Based on the results of this study, elevation of triglyceride and LDL was associated with increased odds ratio of obesity among the young adult based on BMI and WHR, while elevation of HDL level was inversely correlated with odds ratio of obesity. Obese individuals are at risk of developing blood dyslipidemia and related diseases, and the children who have low body fitness and BMI have low HDL and high TG level and higher risk of developing metabolic syndrome. In the study by Korsten-Reck, around half of the children with overweight showed abnormal lipid profile including high LDL and TG as well as low HDL42. In the study by Bogalusa et al., it was noted that the 90 percentile of waist circumference was associated with elevated LDL cholesterol, glycaemia, insulin level, and lower HDL level43. The results of Kontsevaya et al. showed that there was a strong relationship between overweight as well as obesity and the indicators related to cardiovascular as well as metabolic diseases38. Those with obesity and overweight, regardless of age, are considerably predisposed to high blood cholesterol, low HDL, high blood triglyceride, high FBS, and high blood pressure44. Excessive and long-term accumulation of lipids leads to vasculitis as well as development of fatty streaks in the vessels, which gradually change into atherosclerotic plaques. Different studies have shown that higher lipid density and longer susceptibility to lipid disorders are considerably associated with the severity of atherosclerotic plaques45, 46. Blood dyslipidemia begins from early ages and aggravates with increase in obesity during adulthood and can predispose these people to a higher risk of atherosclerotic diseases47. In addition, blood dyslipidemia as one of the important components of metabolic syndrome in children, has a close association with fatty liver, nephrolithiasis, pancreatitis, and other diseases48, 49.

Strength and limits

The present study has been performed cross-sectionally on a suitable sample size from the context of Rafsanjan youth cohort study. The limitations included its cross-sectional nature which leads to impossibility of examining causal relation. Accordingly, conducting longitudinal studies is suggested to explore causal relationships. Another limitation was not adjusting a series of confounding variables including diet and dietary status of the subjects since the information in this regard was not prepared. Our study may also have been exposed to recall bias since data collection has been done as self-reported.

Conclusion

Based on the results of the study, the prevalence of obesity in young adult is considerable, since it will cause adverse consequences for the future of young adult. Accordingly, attention should be paid to this issue and the related risk factors for controlling and preventing from obesity in young adult. Preventive programs against obesity should also be developed from childhood and for promoting healthy habits in young adult.
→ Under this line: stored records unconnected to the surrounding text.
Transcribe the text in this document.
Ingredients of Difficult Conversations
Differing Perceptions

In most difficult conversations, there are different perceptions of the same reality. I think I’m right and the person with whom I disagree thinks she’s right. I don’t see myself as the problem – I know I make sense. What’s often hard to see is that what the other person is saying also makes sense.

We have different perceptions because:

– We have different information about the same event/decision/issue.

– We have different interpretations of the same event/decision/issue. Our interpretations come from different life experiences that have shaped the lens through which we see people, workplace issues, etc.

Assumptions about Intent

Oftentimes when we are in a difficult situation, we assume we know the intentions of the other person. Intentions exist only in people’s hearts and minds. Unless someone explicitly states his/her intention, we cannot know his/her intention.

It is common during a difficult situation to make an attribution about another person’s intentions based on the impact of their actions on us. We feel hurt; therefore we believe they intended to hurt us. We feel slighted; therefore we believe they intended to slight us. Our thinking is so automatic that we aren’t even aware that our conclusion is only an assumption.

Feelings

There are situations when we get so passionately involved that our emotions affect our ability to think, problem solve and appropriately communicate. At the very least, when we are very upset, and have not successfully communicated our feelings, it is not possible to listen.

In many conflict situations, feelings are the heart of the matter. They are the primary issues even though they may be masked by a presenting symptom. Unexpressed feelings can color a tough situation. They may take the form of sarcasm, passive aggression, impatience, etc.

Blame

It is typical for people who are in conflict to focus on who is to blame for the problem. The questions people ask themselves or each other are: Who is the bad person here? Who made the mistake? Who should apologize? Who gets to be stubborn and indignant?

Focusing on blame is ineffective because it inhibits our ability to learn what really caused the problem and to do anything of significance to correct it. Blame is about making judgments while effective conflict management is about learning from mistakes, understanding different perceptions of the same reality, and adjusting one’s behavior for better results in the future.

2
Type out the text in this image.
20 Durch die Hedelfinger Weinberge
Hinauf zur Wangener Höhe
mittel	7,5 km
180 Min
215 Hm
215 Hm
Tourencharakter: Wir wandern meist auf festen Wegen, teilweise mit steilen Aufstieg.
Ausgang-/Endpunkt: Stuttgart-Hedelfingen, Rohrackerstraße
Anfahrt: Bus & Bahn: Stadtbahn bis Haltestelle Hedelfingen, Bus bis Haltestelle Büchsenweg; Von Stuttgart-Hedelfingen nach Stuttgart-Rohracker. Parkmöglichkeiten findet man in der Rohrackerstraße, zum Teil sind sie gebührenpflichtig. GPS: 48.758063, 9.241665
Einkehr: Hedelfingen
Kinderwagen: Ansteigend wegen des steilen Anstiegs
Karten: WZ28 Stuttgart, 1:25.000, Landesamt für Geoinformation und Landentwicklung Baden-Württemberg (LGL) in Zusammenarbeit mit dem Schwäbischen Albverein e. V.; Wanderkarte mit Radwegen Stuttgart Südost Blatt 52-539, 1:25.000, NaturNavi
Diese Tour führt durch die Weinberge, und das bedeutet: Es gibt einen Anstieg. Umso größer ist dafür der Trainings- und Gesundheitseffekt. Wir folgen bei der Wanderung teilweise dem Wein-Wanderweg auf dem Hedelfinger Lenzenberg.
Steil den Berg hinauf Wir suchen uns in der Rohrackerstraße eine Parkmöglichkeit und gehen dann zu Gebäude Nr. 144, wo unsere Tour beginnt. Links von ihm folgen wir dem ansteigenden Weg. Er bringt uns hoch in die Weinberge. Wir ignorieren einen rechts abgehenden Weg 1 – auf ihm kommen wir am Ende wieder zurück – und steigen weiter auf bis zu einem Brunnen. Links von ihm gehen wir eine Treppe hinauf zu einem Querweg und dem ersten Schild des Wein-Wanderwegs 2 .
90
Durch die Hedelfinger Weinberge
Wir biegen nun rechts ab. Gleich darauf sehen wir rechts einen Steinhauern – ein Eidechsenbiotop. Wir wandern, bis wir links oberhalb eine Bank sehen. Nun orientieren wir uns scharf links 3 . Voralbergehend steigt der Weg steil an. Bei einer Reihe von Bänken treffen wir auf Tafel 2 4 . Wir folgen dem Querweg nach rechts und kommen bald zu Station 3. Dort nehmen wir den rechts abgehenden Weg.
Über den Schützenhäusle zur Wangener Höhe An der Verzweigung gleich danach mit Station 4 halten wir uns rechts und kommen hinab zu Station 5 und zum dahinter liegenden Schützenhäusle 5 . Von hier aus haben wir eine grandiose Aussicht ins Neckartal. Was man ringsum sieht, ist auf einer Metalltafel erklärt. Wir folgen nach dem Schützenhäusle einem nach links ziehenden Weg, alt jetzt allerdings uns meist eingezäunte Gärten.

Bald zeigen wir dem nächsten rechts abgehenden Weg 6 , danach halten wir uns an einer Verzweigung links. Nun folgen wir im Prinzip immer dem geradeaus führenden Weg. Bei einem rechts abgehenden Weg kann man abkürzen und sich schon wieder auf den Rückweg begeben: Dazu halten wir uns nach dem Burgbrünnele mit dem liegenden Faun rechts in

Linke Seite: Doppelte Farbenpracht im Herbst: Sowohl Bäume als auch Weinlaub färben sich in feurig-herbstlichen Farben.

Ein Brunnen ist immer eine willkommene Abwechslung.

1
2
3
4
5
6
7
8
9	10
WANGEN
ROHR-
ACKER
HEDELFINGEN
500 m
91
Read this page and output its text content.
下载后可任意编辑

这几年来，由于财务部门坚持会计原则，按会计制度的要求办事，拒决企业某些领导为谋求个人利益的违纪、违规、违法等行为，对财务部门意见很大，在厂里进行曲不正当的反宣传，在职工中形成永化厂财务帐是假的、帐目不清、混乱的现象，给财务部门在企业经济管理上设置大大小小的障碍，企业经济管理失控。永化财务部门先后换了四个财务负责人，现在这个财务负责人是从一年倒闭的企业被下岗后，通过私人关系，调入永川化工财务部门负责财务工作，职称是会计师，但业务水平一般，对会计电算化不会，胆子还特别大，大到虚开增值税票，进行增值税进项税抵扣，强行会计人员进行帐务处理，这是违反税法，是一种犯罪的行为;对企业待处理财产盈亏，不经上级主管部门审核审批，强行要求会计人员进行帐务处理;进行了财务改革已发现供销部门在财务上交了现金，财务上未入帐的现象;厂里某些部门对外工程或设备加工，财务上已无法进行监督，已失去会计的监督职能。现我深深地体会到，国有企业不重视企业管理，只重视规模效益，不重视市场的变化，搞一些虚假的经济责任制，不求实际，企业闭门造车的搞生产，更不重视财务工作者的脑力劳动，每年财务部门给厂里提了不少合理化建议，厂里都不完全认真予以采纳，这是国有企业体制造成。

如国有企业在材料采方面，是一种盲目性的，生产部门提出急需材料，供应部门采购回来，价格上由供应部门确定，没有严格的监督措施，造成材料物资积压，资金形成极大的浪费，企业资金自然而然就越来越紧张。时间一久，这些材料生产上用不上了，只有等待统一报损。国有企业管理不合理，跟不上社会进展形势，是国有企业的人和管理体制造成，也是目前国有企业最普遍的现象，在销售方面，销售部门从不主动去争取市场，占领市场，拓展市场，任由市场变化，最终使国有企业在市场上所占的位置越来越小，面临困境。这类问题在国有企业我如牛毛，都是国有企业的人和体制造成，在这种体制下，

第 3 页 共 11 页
What is already known on this subject?

Previous studies were shown prevalence of obesity among youth would have adverse consequences and increased risk of developing chronic diseases at older ages.

What this study adds?

The results of the present study showed that based on BMI and WHR, 15.8% and 28.41% of the young adult had general obesity and central obesity respectively. The risk of general obesity increased with increasing age, being married, history of diabetes, history of hypertension, elevated triglyceride and LDL, while decreasing with being employed and elevated HDL.